WINZAVOD contemporary art center
invites to the «START»

01.02.2011 — 28.02.2011

Pharmaconcert

Project author:

Evgeniy Chertoplyasov

START's artist

To get a specific result, you must want to get this particular result; if you want to get a specific result, you will get it.
Trofim Lysenko, 1939, Speech at a meeting of genetics and selection.
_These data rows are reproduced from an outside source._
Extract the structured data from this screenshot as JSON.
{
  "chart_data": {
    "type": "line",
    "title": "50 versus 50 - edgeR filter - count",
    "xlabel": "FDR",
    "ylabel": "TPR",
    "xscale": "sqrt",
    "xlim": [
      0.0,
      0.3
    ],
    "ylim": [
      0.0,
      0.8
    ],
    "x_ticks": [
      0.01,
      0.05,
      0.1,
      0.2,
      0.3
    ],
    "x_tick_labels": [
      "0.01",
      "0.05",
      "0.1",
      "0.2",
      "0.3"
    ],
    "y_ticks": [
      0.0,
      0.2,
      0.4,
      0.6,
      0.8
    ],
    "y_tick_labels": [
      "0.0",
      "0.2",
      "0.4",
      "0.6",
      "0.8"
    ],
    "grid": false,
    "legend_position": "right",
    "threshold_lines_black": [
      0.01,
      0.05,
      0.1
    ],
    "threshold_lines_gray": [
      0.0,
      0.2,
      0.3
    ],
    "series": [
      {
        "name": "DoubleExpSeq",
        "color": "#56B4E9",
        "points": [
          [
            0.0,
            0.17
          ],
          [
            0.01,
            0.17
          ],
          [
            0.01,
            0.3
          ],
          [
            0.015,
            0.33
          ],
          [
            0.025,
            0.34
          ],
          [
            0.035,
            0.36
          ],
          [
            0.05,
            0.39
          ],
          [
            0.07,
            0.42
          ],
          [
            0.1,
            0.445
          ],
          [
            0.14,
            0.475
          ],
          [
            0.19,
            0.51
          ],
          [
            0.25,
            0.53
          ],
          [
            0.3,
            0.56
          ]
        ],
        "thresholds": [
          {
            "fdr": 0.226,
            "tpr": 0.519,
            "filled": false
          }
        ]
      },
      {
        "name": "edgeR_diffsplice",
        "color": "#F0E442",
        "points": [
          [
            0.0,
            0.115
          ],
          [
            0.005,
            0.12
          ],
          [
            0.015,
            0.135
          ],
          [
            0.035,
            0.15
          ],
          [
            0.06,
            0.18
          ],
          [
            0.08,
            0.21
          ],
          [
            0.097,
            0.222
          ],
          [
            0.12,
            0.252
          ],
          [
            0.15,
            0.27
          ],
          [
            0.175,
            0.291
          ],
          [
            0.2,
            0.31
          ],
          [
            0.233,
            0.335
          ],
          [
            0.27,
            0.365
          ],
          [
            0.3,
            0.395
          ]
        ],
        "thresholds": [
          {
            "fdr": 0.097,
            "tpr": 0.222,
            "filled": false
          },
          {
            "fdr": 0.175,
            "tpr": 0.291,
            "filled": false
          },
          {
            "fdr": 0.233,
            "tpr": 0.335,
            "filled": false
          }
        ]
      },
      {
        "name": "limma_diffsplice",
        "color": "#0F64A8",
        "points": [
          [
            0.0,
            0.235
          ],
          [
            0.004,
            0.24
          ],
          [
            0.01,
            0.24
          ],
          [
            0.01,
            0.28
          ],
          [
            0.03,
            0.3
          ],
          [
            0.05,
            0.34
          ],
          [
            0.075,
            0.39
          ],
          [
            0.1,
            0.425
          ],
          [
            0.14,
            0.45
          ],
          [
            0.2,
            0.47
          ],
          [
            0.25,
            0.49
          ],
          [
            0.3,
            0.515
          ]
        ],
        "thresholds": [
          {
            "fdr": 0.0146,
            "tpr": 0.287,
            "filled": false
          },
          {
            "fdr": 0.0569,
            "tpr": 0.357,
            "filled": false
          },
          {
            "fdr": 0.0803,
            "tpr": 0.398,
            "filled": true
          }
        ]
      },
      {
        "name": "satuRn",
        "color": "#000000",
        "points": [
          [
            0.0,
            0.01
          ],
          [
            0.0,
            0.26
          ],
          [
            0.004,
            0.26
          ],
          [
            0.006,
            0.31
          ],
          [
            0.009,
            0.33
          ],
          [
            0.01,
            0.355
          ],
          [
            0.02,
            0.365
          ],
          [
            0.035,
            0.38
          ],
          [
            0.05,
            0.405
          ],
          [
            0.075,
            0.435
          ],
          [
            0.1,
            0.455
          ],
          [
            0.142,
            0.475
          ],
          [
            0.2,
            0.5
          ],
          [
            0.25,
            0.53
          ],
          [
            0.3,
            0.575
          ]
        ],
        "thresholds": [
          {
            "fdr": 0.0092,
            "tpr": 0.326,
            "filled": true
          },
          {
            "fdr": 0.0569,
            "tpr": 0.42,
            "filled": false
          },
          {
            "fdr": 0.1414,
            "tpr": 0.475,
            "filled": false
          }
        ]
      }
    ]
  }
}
A famous French psychoanalytic once called the USSR a country of university knowledge. The science and education cult was indeed one of the most important parts of Soviet mythology along with the labor cult and the faith in the unlimited abilities of a human being. It was believed that the Revolution of 1917 had been just a first step into the bright future giving an incredible space for thought and new ideas. The universal desire to change the world was pushed to the extreme, from the modern point of view verging on insanity. For a science field, record-setting labor and the wish to overcome the limits of human abilities had at times resulted in denial of the laws of nature. The most known example of a science phantasmagoria is the story of the Soviet agronomist Lysenko, who had abolished the Mendelian inheritance by the powers of his own imagination. Or Fyodorov’s philosophical doctrine of conquering death, resurrecting the fathers and of space conquest to put the resurrected ones up on colonized planets. On the other hand, the ideas of Tsiolkovsky, which seemed insane to his contemporaries, were carried out into practice as space exploration.
The continuity between the avant-garde wish to rebuild the world with the help of imagination and unbelievable scale of changes in the USSR had been noticed by Boris Groys in his study «The Total Art of Stalinism». The duality of such finding, which sees a creative motif in the rigor of the repressive Stalinism, and at the same time totalitarian motifs in the artworks of great artists, signifies impossibility for utopian radicalism to exist on the territory of the modern art. However, it is possible to find traces of such ideas among the modern projects which exceed the limits of political correctness: it is both politically committed art of the beginning of the 21st century breaking off with form creation in favor of radical thinking, and conceptual experiments reflecting upon the system of the modern art. In the Russian context, the latter is more common, and the examples of this are the projects of the total installations by Ilya and Emilia Kabakov called «An Alternative History of Art» and the co-project of curator Ekaterina Degot and artist Leonid Tishkov «Kudymkor is the Engine of the Future». As to the modern art, there are admittedly no such projects. One of the rare exceptions is Zhivokost Okopnik’s «Pharmaconcert» guided by the artist Evgeny Chertoplyasov.
The installation of the Samara artist Evgeny Chertoplyasov is an intellectual tangle. It hovers between the Soviet science documentation, tradition of the conceptual total installation and avant-garde practice of bringing together different types of art. Utilizing the aesthetics of museum exposition, which desacralizes art — such aesthetic was for example explored in Marcel Broodthaers works and in the experiments of Soviet artists of the 20s — Chertoplyasov is creating a multi-level narrative. One part of it belongs to our time as Chertoplyasov finds the materials to reconstruct Okopnik’s studies in a destroyed building of a research institute in 00s, the second part, the composer’s studies themselves, is in the utopian past, and the third part is in the potential future of art, which is being made up of a search for its form. It is possible though that if Evgeny Chertoplyasov had been born several decades earlier, his explorations could have taken a proper place among the projects of utopian visionaries.

The Audio-installation «Pharmaconcert» is a project about the alternate history of the Samara art inf the Soviet period. The Central figure of this mystification is a nonexisting composer-futurist Jivokost-Okopnik.